Note: These tips and tricks correspond with the DC motor (tethered).
HOW TO USE
The DC (or “direct current”) motor rotates a shaft when you send it a signal. The CW/ VAR/CCW (clockwise, variable, and counter-clockwise) switch controls the direction it rotates. In variable mode, the amount of signal voltage the motor receives from an analog input, like a slide dimmer, allows you to control the speed and direction of the motor.
The tethered motor can be oriented in any direction and pressed onto littleBits mounting boards and shoes. For a more permanent mounting solution, you can use screws to secure the motor to a surface with the mounting holes. The mounting holes are also designed to fit with Actobotics™ parts.
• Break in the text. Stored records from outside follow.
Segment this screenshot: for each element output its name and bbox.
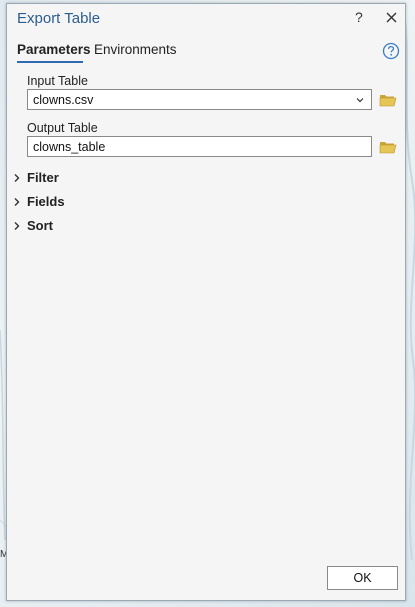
- tab-environments[interactable]: Environments: [94, 42, 177, 57]
- title-bar: Export Table ?: [7, 4, 405, 34]
- input-table-label: Input Table: [27, 74, 88, 88]
- chevron-right-icon: [14, 174, 20, 182]
- close-icon: [386, 12, 397, 23]
- folder-icon: [379, 142, 397, 154]
- chevron-right-icon: [14, 198, 20, 206]
- close-button[interactable]: [383, 6, 401, 28]
- question-circle-icon: [382, 42, 400, 60]
- output-table-value: clowns_table: [33, 140, 106, 154]
- ok-button[interactable]: OK: [327, 566, 398, 590]
- chevron-down-icon: [356, 98, 364, 103]
- section-filter-label: Filter: [27, 170, 59, 185]
- output-table-field[interactable]: clowns_table: [27, 136, 372, 157]
- section-sort-label: Sort: [27, 218, 53, 233]
- help-button[interactable]: ?: [355, 9, 363, 25]
- output-table-browse-button[interactable]: [379, 140, 397, 154]
- tool-help-button[interactable]: [382, 42, 400, 60]
- input-table-dropdown[interactable]: clowns.csv: [27, 89, 372, 110]
- dialog-title: Export Table: [17, 10, 101, 27]
- tab-parameters[interactable]: Parameters: [17, 42, 91, 57]
- output-table-label: Output Table: [27, 121, 98, 135]
- input-table-value: clowns.csv: [33, 93, 94, 107]
- section-fields-label: Fields: [27, 194, 65, 209]
- input-table-browse-button[interactable]: [379, 93, 397, 107]
- folder-icon: [379, 95, 397, 107]
- active-tab-indicator: [17, 61, 83, 63]
- chevron-right-icon: [14, 222, 20, 230]
- export-table-dialog: Export Table ? Parameters Environments I…: [6, 3, 406, 601]
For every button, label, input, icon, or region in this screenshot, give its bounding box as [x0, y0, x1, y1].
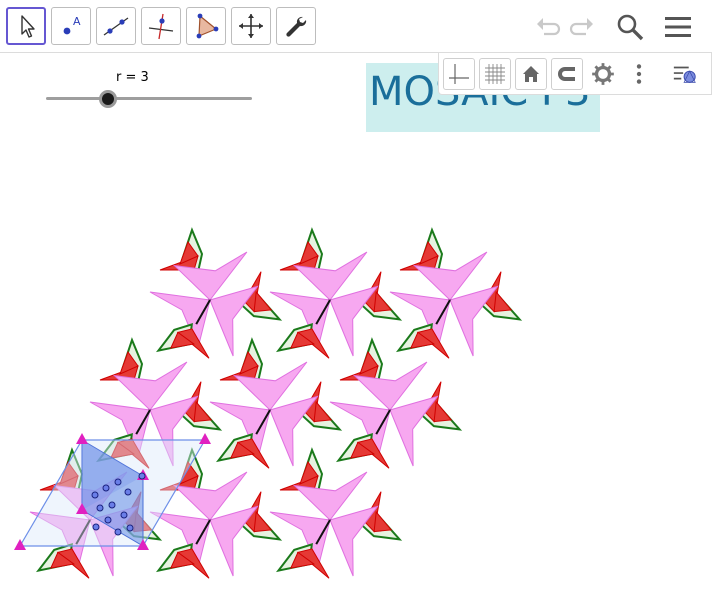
slider-track[interactable] [46, 97, 252, 100]
control-point [120, 511, 128, 519]
redo-icon [569, 18, 593, 36]
geogebra-app: A r = 3 [0, 0, 712, 590]
point-a-icon: A [63, 15, 81, 35]
style-bar-toggle-icon [673, 66, 696, 83]
perpendicular-tool-button[interactable] [141, 7, 181, 45]
red-triangle [433, 400, 453, 423]
control-point [104, 516, 112, 524]
polygon-tool-button[interactable] [186, 7, 226, 45]
graphics-view-canvas[interactable] [0, 130, 712, 590]
undo-button[interactable] [530, 10, 564, 44]
control-point [102, 484, 110, 492]
redo-button[interactable] [566, 10, 600, 44]
grid-icon [485, 64, 505, 84]
red-triangle [253, 510, 273, 533]
move-cross-icon [239, 14, 263, 38]
control-point [126, 524, 134, 532]
red-triangle [313, 400, 333, 423]
main-toolbar: A [0, 0, 712, 53]
red-triangle [373, 510, 393, 533]
hamburger-menu-icon [665, 17, 691, 37]
red-triangle [253, 290, 273, 313]
control-point [91, 491, 99, 499]
line-icon [103, 17, 129, 36]
point-capturing-button[interactable] [551, 58, 583, 90]
control-point [124, 488, 132, 496]
r-slider[interactable]: r = 3 [44, 68, 254, 108]
magnet-icon [558, 67, 575, 81]
control-point [114, 528, 122, 536]
tools-button[interactable] [276, 7, 316, 45]
home-icon [523, 66, 539, 82]
red-triangle [493, 290, 513, 313]
axes-icon [449, 64, 469, 84]
slider-label: r = 3 [116, 70, 149, 85]
control-point [96, 504, 104, 512]
axes-toggle-button[interactable] [443, 58, 475, 90]
grid-toggle-button[interactable] [479, 58, 511, 90]
point-tool-button[interactable]: A [51, 7, 91, 45]
rotation-center-marker [199, 433, 211, 444]
svg-text:A: A [73, 15, 81, 28]
control-point [92, 523, 100, 531]
main-menu-button[interactable] [661, 10, 695, 44]
search-button[interactable] [613, 10, 647, 44]
control-point [108, 501, 116, 509]
style-bar-toggle-button[interactable] [669, 58, 701, 90]
perpendicular-line-icon [148, 13, 174, 40]
more-options-button[interactable] [623, 58, 655, 90]
control-point [114, 478, 122, 486]
undo-icon [537, 18, 561, 36]
red-triangle [373, 290, 393, 313]
rotation-center-marker [76, 433, 88, 444]
move-tool-button[interactable] [6, 7, 46, 45]
red-triangle [193, 400, 213, 423]
graphics-settings-button[interactable] [587, 58, 619, 90]
gear-icon [592, 63, 614, 85]
search-icon [617, 14, 644, 41]
slider-knob[interactable] [98, 90, 117, 108]
more-vertical-icon [636, 64, 642, 84]
control-point [138, 472, 146, 480]
standard-view-button[interactable] [515, 58, 547, 90]
line-tool-button[interactable] [96, 7, 136, 45]
polygon-icon [196, 13, 219, 39]
wrench-icon [286, 16, 307, 37]
move-graphics-tool-button[interactable] [231, 7, 271, 45]
graphics-style-bar [438, 53, 712, 95]
arrow-pointer-icon [21, 15, 35, 38]
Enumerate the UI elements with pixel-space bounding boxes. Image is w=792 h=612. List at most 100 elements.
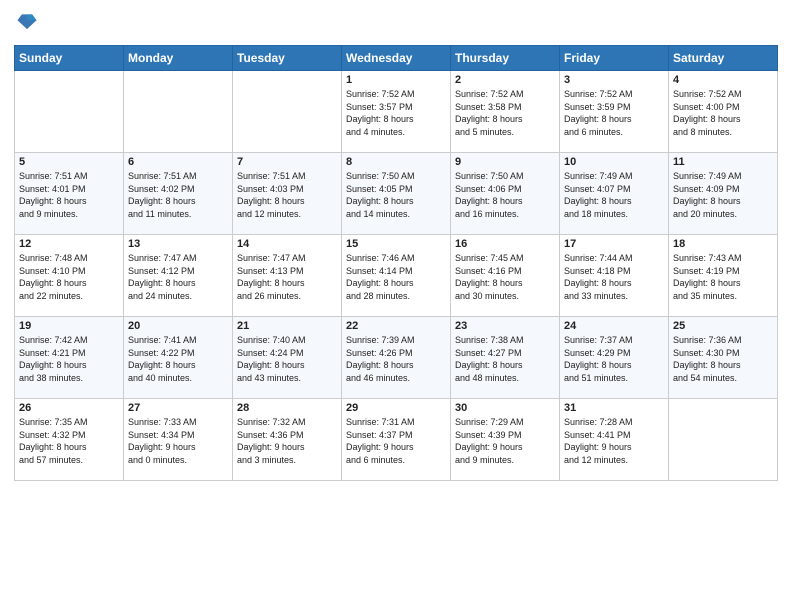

The motorMate makes it easy to attach paper, cardboard, LEGO axles, and lots of other materials to the DC motor. Simply slide the motorMate onto the “D” shaft on the motor. Click here to learn more about the motorMate.
You can attach any wheel with a 3mm d-shaft hole to the DC motor. Find wheels of varying sizes at Pololu. When placing the wheel on the motor, make sure that The flat edge of the hole on the wheel lines up with the flat edge on the shaft of the DC motor.
WIRELESS CIRCUITS & o25 DC MOTOR IN VARIABLE MODE
When turning on a wireless circuit that has DC motors in variable mode on the receiver end [like bitBot and Rotolamp], you may find that when you turn off your transmitter circuit, the wheels on the receiver circuit keep running. This is actually not wrong. This happens because your DC motors are set to variable mode. When the wireless transmitter is off, the wireless receiver assumes that it is receiving a ØV signal. As seen above, in variable mode, a ØV signal causes the motor to rotate clockwise (“cw”) at full speed. If you don’t want this to happen, just turn off the receiver circuit before you turn off the transmitter.